Dimanche, 18 aout 2019 02:07:38


Abraham Lallo, père de cinq enfants, diacre et conseiller municipal de Bartella.

Combien de temps encore, les chrétiens d'Irak pourront-ils rester sur la terre qui les a vus naître ? Abraham Lallo témoigne du sort réservé à cette minorité religieuse.

Pour comprendre les enjeux que pose la reconstruction après les ravages perpétrés par Daesh (État islamique) aux chrétiens d’Irak, l’association « Espoir-Irak » (1) portée conjointement par l’Enseignement catholique et l’association des parents d’élèves de l’enseignement libre, organisait une conférence le mardi 29 janvier 2019 à Brive. 

Abraham Lallo, directeur adjoint du camp des personnes déplacées (d’Ashti à Erbil) durant la période d’exil, redevenu conseiller municipal de Bartella, dans la plaine de Ninive au nord de l’Irak, intervenait à l’invitation de François David,directeur de l’Ensemble scolaire Edmond Michelet : la 47e soirée, au terme de treize années de conférences-événements « Questions actuelles » !

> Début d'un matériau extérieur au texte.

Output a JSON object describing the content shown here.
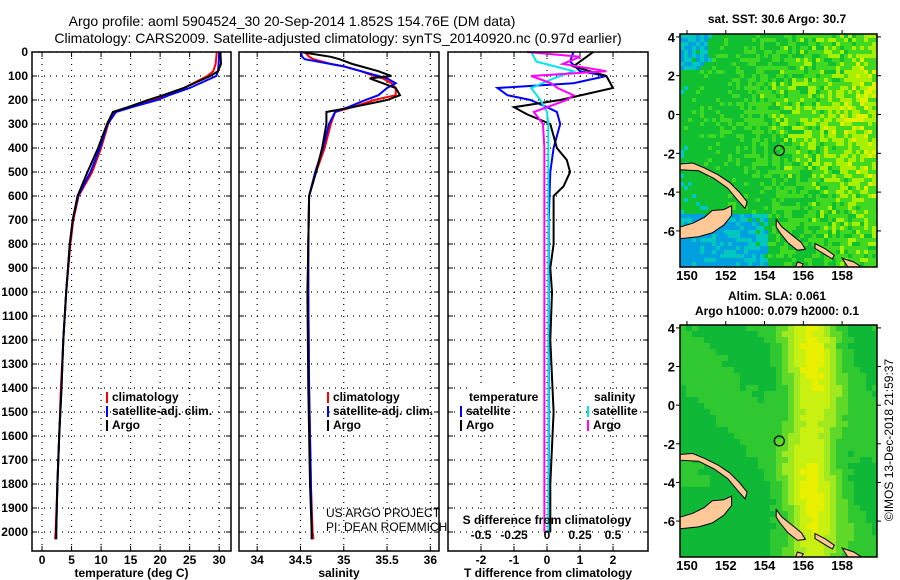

 Combien recense-t-on de chrétiens aujourd’hui en Irak ?

Abraham Lallo : Avant l’Islam, l’Irak était un pays de religion chrétienne. Avec l’Islam, le nombre des chrétiens n’a cessé de diminuer. Avant Daesh on comptait 1,5 million de chrétiens environ. Avec Daesh, ce chiffre est tombé à 300 000 ! En effet, tous les chrétiens ont dû abandonner leurs villes et villages de la plaine de Ninive où ils étaient majoritairement concentrés, pour se réfugier à Erbil, ville distante de 80 km située dans le Kurdistan irakien (2).

De nombreuses familles ont quitté le pays à ce moment-là, pour se rendre en Europe, en Amérique, en Australie… Tout ceci, à cause de la guerre en Irak et des tensions incessantes avec les musulmans. Après la chute de Saddam Hussein en 2003, la persécution des chrétiens n’a cessé de s’accentuer. De 2005 à 2008, des groupes islamiques non identifiés ont tiré à maintes reprises sur des chrétiens, en toute impunité. 

Nous sommes considérés comme des citoyens de seconde zone

En 2014, c’est Daesh qui nous a mis en demeure : soit de payer des taxes supplémentaires pour des montants exorbitants, soit de nous convertir à l’islam, soit de fuir ou d’être tués. En quelques heures, nous avons tout perdu, notre histoire, notre culture, notre civilisation… nous avons été jetés dehors. Et durant notre départ en exil, ceux qui ont été rattrapés par les troupes de Daesh ont été dépouillés de tous leurs biens. Nos villages ont été détruits et nos églises anéanties.

L’objectif poursuivi par Daesh était d’effacer notre présence à Ninive ; de faire disparaître toute trace liée au christianisme…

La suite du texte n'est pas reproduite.